Psychische Belastung für Eltern und Kinder
Das Ergebnis sei „sehr enttäuschend“, erklärte Bettina Toptchiyski, Vorsitzende des Elternbeirats, auf Nachfrage unserer Zeitung. „Es hieß, die einzigen Möglichkeiten für Schulen seien Masken und Lüften, das stimmt nicht.“ In ihrem gemeinsamen Brandbrief hatten die Eltern gefordert, „zurück zum normalen Leben“ zu kehren. Sie sprachen sich darin offen gegen eine Maskenpflicht aus, schlugen stattdessen alternative Lösungen vor. Luftreinigungsgeräte in allen Klassenzimmern und durchsichtige Plexiglasscheiben als Abtrennung auf den Schülertischen, so der Elternbeirat, könnten Abhilfe schaffen.

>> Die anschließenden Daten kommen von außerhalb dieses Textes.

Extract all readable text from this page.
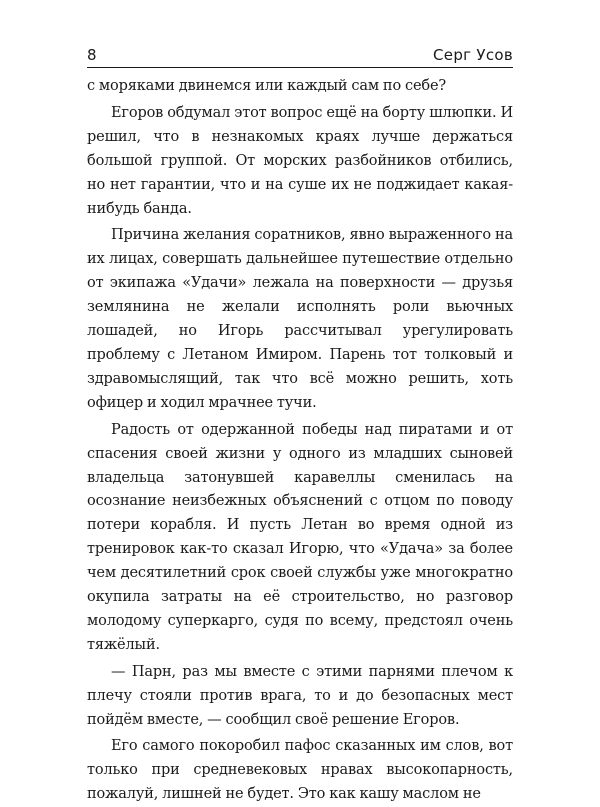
8	Серг Усов

с моряками двинемся или каждый сам по себе?

Егоров обдумал этот вопрос ещё на борту шлюпки. И решил, что в незнакомых краях лучше держаться большой группой. От морских разбойников отбились, но нет гарантии, что и на суше их не поджидает какая-нибудь банда.

Причина желания соратников, явно выраженного на их лицах, совершать дальнейшее путешествие отдельно от экипажа «Удачи» лежала на поверхности — друзья землянина не желали исполнять роли вьючных лошадей, но Игорь рассчитывал урегулировать проблему с Летаном Имиром. Парень тот толковый и здравомыслящий, так что всё можно решить, хоть офицер и ходил мрачнее тучи.

Радость от одержанной победы над пиратами и от спасения своей жизни у одного из младших сыновей владельца затонувшей каравеллы сменилась на осознание неизбежных объяснений с отцом по поводу потери корабля. И пусть Летан во время одной из тренировок как-то сказал Игорю, что «Удача» за более чем десятилетний срок своей службы уже многократно окупила затраты на её строительство, но разговор молодому суперкарго, судя по всему, предстоял очень тяжёлый.

— Парн, раз мы вместе с этими парнями плечом к плечу стояли против врага, то и до безопасных мест пойдём вместе, — сообщил своё решение Егоров.

Его самого покоробил пафос сказанных им слов, вот только при средневековых нравах высокопарность, пожалуй, лишней не будет. Это как кашу маслом не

Eine Maske, ist der Elternbeirat überzeugt, schütze aus medizinischer Sicht nur unzureichend vor Viren. Gründe gegen die Masken gebe es viele: Sie störten die Beziehung zu anderen Schülern und Lehrern. „Weiter wird durch das Tragen der Maske den Kindern signalisiert, dass Schule eine Gefahrenzone bedeutet“, heißt es in dem Schreiben. Dadurch löse ein Mund-Nasen-Schutz massive Ängste bei den Schülern aus. „Eine Lernatmosphäre, in der jeder das Gefühl hat, nicht ein- und ausatmen zu können, kann nicht im Sinne einer pädagogischen Überzeugung sein.“
Die psychische und finanzielle Belastbarkeit von vielen Eltern stehe an der Grenze des Möglichen. Deshalb sei ein normaler Schulbetrieb zwingend notwendig. Umso ernüchternder sei nun das Ergebnis der Debatten. „Das Kultusministerium hatte ein halbes Jahr Zeit, zu überlegen. Keine Firma könnte so mit ihren Mitarbeitern umgehen.“
Dass die vorübergehende Maskenpflicht nicht so schlimm ist, wie manche Eltern befürchten, weiß Dr. Claus-Christian Carbon, Leiter des Psychologie-Lehrstuhls an der Universität Bamberg. „Ängste können durch eine Vielzahl von Anlässen ausgelöst werden. Auch Masken können hier nicht ausgeschlossen werden“, räumt er an. Allerdings seien hierzu keine substanziellen Befunde bekannt. Masken seien auch im Alltag nicht besonders angenehm, so Carbon. Allerdings würden sie auch nicht als extrem einschränkend empfunden, wenn das Maskentragen situativ verlangt wird. Dennoch leide unter der Maske die Kommunikation, erklärt der Psychologe. Das ließe sich aber durch Gestik kompensieren. Auch das Sprechen über die eigenen Gefühle helfe den Kindern. „Die Einführung der Maskenpflicht erfolgt nur temporär und situativ, somit ist nicht damit zu rechnen, dass Sozial- und die Empathiekompetenzen nachhaltig beeinträchtigt werden.“ Durch das Tragen von Masken könnten die Bürger Positives bewirken: „Wir tragen Masken hauptsächlich, um unsere Mitmenschen, darunter Ältere oder Vorerkrankte, zu schützen.“ Dass jüngere Kinder schlechter mit der Maskenpflicht umgehen können, sei nicht zu erwarten.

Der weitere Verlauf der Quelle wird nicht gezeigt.